FA-Glu-Leu could also be extracted from the fermentation broth using the hydrochloric acid to lower the pH of the fermentation broth to pH=2. At pH 2, the FA-Glu-Leu compound precipitated and was recovered using 1/10th volume 100% methanol extraction of the acid precipitated pellet. The methanol and water extractions were cleaned via C18 purification to provide clean desalted samples for MALDI analysis.

MALDI Analysis of Surfactin from Fermentation Broth:

Surfactin was detected in the fermentation broth from the anaerobic culture after 5 days of incubation at 30° C. under anaerobic conditions; see FIG. 20(A). Surfactin was also detected in the fermentation broth for the M9YE culture grown under conditions of low aeration, see FIG. 21(B), but at an intensity much lower than that of the anaerobically grown culture.

MALDI Analysis of FA-Glu-Leu from Fermentation Broth:

FA-Glu-Leu was detected in the fermentation broth from the anaerobic culture after 5 days of incubation at 30° C. under anaerobic conditions; see FIGS. 22(A and B).
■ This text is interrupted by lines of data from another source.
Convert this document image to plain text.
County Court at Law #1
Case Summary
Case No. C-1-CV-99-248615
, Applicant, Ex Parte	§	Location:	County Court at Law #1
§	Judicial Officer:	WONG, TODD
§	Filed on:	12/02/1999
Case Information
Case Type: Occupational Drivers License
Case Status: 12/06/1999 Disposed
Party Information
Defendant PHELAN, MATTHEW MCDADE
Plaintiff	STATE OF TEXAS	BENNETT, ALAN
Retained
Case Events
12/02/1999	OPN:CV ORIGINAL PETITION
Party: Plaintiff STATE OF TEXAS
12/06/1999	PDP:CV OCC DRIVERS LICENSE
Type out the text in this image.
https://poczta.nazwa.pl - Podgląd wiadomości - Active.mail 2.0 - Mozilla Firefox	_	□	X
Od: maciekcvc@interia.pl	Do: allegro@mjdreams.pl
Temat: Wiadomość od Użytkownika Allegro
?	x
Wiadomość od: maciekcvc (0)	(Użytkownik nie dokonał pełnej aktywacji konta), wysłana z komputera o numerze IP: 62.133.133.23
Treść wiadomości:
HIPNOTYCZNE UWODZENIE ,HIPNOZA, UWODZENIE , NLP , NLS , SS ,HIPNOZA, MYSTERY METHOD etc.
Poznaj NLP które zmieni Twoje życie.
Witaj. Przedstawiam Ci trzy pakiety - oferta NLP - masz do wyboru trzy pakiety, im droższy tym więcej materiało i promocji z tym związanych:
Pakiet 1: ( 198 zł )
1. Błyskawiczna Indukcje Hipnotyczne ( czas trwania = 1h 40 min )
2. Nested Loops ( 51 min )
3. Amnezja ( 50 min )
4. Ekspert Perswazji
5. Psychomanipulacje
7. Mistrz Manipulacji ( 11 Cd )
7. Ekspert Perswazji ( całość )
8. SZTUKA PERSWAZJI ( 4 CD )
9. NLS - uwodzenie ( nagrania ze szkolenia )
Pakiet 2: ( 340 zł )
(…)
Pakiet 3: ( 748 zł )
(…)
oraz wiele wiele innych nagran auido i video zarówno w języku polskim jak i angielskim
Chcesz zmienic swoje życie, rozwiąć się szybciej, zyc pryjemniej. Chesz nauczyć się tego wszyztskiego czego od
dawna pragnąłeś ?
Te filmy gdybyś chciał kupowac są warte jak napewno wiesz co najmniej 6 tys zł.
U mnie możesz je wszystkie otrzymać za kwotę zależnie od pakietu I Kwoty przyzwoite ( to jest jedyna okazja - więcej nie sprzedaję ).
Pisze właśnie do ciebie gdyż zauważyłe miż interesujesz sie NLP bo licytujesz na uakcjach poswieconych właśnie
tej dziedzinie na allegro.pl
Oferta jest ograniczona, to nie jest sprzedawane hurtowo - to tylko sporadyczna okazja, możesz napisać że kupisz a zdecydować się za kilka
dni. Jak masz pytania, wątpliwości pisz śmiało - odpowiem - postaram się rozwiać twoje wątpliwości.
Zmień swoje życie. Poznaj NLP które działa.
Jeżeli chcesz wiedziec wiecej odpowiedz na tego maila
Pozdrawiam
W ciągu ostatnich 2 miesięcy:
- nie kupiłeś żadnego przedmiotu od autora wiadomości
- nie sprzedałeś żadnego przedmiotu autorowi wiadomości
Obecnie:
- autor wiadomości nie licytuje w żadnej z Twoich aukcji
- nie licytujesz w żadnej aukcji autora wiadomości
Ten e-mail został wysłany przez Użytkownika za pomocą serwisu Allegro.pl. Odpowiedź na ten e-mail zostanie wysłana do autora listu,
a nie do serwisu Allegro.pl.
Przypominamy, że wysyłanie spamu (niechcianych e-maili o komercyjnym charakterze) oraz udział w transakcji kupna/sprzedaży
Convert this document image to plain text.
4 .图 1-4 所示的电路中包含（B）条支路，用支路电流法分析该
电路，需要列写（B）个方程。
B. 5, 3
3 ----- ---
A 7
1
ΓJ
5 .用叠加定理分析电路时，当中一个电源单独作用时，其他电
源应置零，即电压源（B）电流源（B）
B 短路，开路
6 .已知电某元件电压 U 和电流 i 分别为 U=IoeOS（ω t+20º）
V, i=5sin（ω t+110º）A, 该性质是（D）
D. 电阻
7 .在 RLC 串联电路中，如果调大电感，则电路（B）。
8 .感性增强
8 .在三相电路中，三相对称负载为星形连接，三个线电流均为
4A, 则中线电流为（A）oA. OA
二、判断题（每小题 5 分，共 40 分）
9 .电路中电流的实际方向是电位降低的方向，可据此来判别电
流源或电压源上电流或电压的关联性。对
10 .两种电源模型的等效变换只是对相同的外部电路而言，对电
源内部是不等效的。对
FA-Glu-Leu production under anaerobic conditions was not enhanced using twice the concentration of glucose (80 g/L glucose, FIG. 22A), or using twice the concentration of ammonium nitrate (8 g/L ammonium nitrate, FIG. 22B).

The foregoing description is to be understood as being representative only and is not intended to be limiting. Alternative methods and materials for implementing the invention and also additional applications will be apparent to one of skill in the art, and are intended to be included within the accompanying claims.